Foi com espanto e consternação que um dia chegou a casa e encontrou a mulher enrolada na cama com uma amiga do casal, uma pessoa intima lá da casa, que o senhor T. nunca tinha suposto, nem nunca lhe tinha passado pela cabeça tal coisa, que pudesse ser amante da mulher.

Perdeu a cabeça. Gritou, berrou, praguejou, bateu nas portas e nas paredes, partiu uma mesa na sala, pôs a amiga da mulher fora de casa. O seu espírito consternado viu a sua vida a desmoronar-se, os pressupostos da sua vida de casado postos em causa de repente.

Foi a custo que a senhora L. conseguiu que ele se acalmasse um pouco, o suficiente para poderem falar.

- Eu não esperava… - Dizia o senhor T., desesperado e lívido.

- O que é que tu não esperavas? – Perguntou ela.

- Uma coisa destas! Uma traição destas! Achas normal um homem chegar a casa e encontrar a mulher na cama com outra pessoa? Ainda por cima uma mulher? Se já não gostas de mim ou não queres estar comigo, podias ter dito. Não precisava de passar por esta humilhação!

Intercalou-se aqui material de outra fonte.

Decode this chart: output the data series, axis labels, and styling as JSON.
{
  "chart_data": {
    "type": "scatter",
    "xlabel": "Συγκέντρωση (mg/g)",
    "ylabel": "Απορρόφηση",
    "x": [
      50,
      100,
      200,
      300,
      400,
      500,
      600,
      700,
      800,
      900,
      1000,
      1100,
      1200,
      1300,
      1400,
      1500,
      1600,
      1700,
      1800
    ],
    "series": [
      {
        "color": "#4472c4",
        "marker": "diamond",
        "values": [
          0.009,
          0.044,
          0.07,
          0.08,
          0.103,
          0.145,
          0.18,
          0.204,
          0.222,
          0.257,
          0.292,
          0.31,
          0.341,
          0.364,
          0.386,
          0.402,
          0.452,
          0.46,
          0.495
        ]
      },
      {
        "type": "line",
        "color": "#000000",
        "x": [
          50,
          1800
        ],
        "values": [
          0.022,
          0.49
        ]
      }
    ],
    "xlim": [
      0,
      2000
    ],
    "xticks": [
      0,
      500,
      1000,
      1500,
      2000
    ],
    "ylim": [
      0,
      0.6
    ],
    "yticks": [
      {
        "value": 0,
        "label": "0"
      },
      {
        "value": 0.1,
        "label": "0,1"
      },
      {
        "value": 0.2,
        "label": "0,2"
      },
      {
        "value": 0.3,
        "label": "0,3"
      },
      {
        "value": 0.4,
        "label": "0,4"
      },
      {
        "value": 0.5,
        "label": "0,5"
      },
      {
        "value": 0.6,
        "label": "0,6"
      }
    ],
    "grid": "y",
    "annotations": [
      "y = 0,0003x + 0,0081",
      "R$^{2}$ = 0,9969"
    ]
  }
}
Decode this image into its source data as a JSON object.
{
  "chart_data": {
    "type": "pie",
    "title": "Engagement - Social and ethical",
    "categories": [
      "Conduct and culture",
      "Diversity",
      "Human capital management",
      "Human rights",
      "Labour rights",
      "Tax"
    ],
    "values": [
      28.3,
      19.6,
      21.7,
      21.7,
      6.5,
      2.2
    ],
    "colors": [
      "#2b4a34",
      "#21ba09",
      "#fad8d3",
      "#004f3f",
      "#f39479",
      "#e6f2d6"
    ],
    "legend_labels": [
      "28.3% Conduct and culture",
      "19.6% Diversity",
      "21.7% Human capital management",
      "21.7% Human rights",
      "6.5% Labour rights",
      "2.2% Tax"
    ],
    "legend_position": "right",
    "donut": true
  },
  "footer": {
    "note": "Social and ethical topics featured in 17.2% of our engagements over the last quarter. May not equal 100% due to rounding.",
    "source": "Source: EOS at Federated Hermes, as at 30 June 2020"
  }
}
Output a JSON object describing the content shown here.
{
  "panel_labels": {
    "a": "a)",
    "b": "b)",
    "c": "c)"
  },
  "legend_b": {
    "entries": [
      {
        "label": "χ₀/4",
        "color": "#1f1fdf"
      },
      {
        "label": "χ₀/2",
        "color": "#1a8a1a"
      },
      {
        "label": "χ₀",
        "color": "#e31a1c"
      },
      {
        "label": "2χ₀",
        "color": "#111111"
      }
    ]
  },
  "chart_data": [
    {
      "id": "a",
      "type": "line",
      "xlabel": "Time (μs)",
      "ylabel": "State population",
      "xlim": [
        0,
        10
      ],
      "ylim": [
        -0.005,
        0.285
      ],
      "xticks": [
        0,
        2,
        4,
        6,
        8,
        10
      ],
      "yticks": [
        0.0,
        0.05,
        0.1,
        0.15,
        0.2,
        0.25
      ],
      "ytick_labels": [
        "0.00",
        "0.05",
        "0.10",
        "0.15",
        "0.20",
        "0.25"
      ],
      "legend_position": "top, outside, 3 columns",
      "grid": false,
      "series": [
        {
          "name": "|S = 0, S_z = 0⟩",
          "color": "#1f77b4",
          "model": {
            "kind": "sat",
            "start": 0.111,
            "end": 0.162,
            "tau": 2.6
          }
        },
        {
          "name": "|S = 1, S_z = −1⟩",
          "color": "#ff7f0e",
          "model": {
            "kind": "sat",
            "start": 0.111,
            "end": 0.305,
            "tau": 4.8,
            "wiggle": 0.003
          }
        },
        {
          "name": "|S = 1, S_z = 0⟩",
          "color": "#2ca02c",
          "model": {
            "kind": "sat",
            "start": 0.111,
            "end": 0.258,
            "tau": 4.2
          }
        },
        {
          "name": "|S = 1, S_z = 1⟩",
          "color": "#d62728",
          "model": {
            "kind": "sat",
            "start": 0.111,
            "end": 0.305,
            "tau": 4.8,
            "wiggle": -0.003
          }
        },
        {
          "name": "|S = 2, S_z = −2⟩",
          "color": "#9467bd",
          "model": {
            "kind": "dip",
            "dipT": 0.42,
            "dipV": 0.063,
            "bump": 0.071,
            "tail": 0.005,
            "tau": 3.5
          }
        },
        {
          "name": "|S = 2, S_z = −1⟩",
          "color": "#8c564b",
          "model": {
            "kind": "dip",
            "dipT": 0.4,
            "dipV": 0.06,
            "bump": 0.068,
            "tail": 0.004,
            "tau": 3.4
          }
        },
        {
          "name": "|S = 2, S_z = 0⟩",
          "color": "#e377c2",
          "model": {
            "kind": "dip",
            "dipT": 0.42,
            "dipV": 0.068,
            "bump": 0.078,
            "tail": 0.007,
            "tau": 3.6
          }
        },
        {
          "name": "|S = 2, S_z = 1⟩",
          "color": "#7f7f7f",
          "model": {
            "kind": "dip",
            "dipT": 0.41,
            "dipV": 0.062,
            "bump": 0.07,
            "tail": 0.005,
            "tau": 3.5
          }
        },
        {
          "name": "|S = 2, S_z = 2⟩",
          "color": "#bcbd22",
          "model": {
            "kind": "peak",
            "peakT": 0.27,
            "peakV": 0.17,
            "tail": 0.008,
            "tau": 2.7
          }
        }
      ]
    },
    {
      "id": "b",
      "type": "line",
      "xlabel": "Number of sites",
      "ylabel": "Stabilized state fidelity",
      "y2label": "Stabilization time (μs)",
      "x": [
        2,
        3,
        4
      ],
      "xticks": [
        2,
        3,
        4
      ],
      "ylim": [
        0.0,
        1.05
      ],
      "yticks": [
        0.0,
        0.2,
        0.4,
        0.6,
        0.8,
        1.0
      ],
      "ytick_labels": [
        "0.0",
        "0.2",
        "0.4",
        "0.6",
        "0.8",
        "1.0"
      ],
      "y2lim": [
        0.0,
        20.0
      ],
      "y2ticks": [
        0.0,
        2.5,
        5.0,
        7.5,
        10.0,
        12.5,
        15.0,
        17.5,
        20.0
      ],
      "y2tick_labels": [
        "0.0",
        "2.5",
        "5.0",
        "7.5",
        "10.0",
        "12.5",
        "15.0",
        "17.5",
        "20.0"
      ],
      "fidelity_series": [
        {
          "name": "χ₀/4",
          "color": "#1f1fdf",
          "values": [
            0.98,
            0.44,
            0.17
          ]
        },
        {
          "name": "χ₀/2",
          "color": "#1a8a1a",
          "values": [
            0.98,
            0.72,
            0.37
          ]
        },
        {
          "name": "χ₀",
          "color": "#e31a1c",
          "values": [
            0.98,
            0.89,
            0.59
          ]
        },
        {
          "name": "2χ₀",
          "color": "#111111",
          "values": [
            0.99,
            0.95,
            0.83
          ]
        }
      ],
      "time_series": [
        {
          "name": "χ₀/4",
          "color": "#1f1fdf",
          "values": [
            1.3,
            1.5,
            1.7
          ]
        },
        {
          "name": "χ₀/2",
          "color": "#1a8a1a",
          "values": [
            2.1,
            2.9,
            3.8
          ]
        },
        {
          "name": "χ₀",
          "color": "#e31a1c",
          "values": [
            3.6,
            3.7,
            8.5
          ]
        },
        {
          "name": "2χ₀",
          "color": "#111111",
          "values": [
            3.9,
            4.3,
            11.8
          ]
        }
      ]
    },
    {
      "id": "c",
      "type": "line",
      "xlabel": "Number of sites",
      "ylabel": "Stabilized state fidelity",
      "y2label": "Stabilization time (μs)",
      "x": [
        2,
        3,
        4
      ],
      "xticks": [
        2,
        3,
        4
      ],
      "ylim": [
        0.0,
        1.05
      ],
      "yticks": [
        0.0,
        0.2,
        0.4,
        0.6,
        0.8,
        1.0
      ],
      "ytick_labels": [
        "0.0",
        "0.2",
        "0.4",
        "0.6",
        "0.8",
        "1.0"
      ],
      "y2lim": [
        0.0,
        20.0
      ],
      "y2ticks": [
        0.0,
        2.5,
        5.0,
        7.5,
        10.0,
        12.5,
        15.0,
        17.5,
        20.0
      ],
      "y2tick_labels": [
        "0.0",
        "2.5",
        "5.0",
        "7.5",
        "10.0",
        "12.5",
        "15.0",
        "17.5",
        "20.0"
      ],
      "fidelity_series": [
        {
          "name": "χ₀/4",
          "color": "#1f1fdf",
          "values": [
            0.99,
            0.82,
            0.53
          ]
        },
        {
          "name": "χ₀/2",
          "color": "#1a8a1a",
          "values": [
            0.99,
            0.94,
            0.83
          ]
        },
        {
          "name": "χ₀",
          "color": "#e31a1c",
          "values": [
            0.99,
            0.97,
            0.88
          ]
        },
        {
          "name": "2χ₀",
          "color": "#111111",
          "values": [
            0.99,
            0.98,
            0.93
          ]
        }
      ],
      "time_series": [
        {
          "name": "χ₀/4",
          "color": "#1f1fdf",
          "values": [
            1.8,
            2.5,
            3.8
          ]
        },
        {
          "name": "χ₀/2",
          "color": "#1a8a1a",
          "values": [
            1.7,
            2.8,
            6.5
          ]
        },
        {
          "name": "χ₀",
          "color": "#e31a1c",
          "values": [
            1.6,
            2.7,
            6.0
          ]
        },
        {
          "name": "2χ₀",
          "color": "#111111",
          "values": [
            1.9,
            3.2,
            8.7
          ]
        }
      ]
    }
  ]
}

- Tu não estás a ver bem as coisas. – disse a senhora T. – Quem te disse que não gosto de ti ou que não quero estar contigo? Claro que gosto e quero!

- Gostas o quê! – gritava o senhor T., perdido de todo – Gostas o quê?! Como podes dizer que gostas e queres se eu te vejo na cama com outra!

A senhora L. exasperou-se com a situação.

- Olha lá meu idiota… se eu digo que gosto é porque gosto. Acreditas mais no que vês ou naquilo que eu te digo?